Just when you thought things couldn't get any wilder for cannabis stocks, it does.
Following a miserable 2019 that saw the North American marijuana industry succumb to a combination of supply issues (both shortages and bottlenecks), high tax rates, and a resilient black market that is unwilling to give up market share, 2020 has begun with a number of key management changes. Within just the past two weeks, two CEOs of brand-name pot stocks have headed for the exit.
Two brand-name pot stock CEOs are now gone
It began on Jan. 31, when MedMen Enterprises (OTC:MMNFF) CEO and co-founder Adam Bierman announced that he'd be stepping down. This was a move that was considered long overdue by Wall Street and shareholders, with MedMen's valuation having plunged by well over 90% since October 2018.
Although the vertically integrated multistate operator has offered glimpses of success, such as its longest-operating Southern California locations, which have rivaled Apple stores in terms of sales per square foot, MedMen's overzealous expansion efforts have led to ballooning operating expenses and unsustainable losses. In fiscal 2019, MedMen wound up losing almost $232 million on an operating basis -- and that was after a 30% reduction in selling, general, and administrative expenses between the beginning and end of the fiscal year.
MedMen is also facing a serious cash crunch. The company recently admitted to attempting to pay off its vendors with its own common stock. This comes after management noted that the final $115 million in financing of the up to $280 million pledged from private equity firm Gotham Green Partners is no longer accessible. It was definitely time for Bierman to step aside.
Next, on Feb. 6, we witnessed Aurora Cannabis (NYSE:ACB) CEO Terry Booth announce his plans to step down and retire. The most popular pot stock may not be in dire straits like MedMen, but its share price has declined by well over 80% since mid-March 2019.
Booth led an aggressive campaign that saw Aurora Cannabis snatch up more than a dozen companies over a three-year stretch and become a leader in both peak estimated output and international presence. However, with supply issues rearing their head in Canada, Aurora is having to backpedal on its expansion plans at a breakneck pace. It's idled construction at both Aurora Sun in Alberta and Aurora Nordic 2 in Denmark, intends to sell its Exeter greenhouse, and announced plans to take major property & plant equipment and goodwill writedowns.
There are also genuine concerns that Aurora's overextended balance sheet may not be able to recover from its overzealous spending. Even with its debt covenants now restructured, achieving positive EBITDA by fiscal Q1 2021 is no guarantee. Booth's departure is something Aurora Cannabis (and its shareholders) definitely needed.

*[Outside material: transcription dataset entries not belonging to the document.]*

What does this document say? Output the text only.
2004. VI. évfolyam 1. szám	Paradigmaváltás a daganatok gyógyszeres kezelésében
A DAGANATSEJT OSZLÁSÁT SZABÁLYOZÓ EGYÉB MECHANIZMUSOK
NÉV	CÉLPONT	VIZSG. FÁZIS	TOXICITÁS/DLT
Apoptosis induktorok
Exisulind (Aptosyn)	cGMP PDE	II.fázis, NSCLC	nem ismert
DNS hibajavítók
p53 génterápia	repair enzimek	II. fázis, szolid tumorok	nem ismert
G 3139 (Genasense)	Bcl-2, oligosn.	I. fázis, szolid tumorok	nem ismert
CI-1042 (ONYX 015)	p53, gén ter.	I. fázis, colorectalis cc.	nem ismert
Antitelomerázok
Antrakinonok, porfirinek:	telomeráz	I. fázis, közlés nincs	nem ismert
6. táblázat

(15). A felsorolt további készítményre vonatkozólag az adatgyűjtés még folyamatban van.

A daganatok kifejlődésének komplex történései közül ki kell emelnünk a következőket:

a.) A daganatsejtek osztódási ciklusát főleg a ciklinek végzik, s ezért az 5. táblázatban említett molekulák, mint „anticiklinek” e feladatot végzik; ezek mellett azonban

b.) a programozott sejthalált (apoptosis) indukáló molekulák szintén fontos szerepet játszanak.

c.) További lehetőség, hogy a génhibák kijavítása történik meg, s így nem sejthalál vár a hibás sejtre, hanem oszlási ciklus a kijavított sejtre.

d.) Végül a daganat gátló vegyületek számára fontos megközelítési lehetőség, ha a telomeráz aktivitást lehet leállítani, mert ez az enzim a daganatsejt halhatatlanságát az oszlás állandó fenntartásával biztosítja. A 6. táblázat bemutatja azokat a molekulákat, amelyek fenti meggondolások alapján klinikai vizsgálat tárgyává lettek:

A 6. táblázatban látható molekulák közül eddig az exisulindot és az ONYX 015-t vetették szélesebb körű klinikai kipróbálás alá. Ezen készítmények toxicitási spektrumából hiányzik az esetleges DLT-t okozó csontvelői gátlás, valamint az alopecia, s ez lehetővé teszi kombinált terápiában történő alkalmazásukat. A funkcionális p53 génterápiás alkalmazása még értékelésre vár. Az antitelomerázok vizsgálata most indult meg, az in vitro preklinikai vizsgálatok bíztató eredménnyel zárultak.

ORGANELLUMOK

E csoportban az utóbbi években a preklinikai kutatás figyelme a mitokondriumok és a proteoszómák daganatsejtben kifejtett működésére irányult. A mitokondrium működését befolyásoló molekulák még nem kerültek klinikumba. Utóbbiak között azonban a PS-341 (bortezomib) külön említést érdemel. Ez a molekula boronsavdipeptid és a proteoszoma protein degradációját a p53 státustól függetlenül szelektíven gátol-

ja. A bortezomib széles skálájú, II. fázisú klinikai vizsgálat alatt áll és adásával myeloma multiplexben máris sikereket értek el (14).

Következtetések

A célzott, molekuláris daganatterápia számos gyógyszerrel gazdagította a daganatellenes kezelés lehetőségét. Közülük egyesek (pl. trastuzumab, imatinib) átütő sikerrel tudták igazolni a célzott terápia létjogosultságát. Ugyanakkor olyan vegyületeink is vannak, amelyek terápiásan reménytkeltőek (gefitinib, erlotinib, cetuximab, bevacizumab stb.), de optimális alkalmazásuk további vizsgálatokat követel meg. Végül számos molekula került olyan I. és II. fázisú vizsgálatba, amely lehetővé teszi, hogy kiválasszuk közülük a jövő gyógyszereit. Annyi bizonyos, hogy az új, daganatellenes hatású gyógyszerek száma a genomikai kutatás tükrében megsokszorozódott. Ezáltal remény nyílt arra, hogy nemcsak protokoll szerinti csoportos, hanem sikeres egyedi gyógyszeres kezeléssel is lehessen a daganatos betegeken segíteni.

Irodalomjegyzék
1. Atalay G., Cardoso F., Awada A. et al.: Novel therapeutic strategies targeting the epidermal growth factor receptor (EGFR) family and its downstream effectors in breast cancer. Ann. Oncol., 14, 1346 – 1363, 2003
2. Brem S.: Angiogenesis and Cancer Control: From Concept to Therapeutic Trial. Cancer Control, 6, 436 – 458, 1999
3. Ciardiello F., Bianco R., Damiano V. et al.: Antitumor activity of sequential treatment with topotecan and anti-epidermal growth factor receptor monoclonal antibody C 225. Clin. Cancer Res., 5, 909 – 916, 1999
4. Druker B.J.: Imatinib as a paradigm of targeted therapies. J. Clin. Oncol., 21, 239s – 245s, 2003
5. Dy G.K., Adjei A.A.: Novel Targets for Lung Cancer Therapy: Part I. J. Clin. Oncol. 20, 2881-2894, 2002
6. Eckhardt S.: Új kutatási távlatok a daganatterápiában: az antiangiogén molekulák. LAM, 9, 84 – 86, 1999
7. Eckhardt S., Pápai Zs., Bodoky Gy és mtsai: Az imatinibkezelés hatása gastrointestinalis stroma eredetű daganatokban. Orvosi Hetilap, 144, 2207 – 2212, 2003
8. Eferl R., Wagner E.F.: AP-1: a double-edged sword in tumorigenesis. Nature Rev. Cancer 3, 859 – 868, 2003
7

This marijuana stock CEO should be next to step down
My opinion of St-Louis's performance as CEO isn't nearly as harsh as that of Booth or Bierman. HEXO wasn't exactly spending at a frivolous pace, although it likely overpaid for its Newstrike Brands acquisition in 2019. HEXO also made a number of impressive deals, including a joint venture with Molson Coors Brewing (known as Truss) to develop cannabis-infused beverages.
But as MKM Partners' analyst Bill Kirk recently noted when downgrading HEXO and slashing his firm's price target on the company by 70%, HEXO's management is notorious for making positive statements that never come to fruition. Said Kirk in the note released to clients, "Of 104 positive predictions made by HEXO over the last two years, just 3 of 48 resolved were correct." It's this inability to follow through and build trust with investors that has me believing St-Louis needs to go.
Additionally, there are other problems. Financing, for one, is a pretty sizable short- and long-term concern for HEXO. Through a combination of stock issuances and convertible note offerings, the company raised about 100 million Canadian dollars (about $75.2 million U.S.) since October. But this may not prove to be enough, with HEXO continuing to lose money, traditional forms of financing essentially closed off, and St-Louis proclaiming in the company's most recent conference call that 20% market share would be needed throughout Canada to be profitable. Here's a news flash: No cannabis grower is anywhere near 20% market share throughout Canada, let alone HEXO.
As noted, HEXO is also nowhere near profitability, despite getting very aggressive on the cost-cutting front. It has completely idled the Niagara facility, acquired with the Newstrike Brands purchase, as well as 200,000 square feet of its flagship Gatineau facility. I suspect this takes about a third of HEXO's 150,000 kilos of peak annual output offline, for the time being. HEXO also shed 200 jobs from a variety of departments.
Put plainly, St-Louis has lost the confidence of shareholders, and his departure would be a stepping stone to, hopefully, rebuilding faith with investors.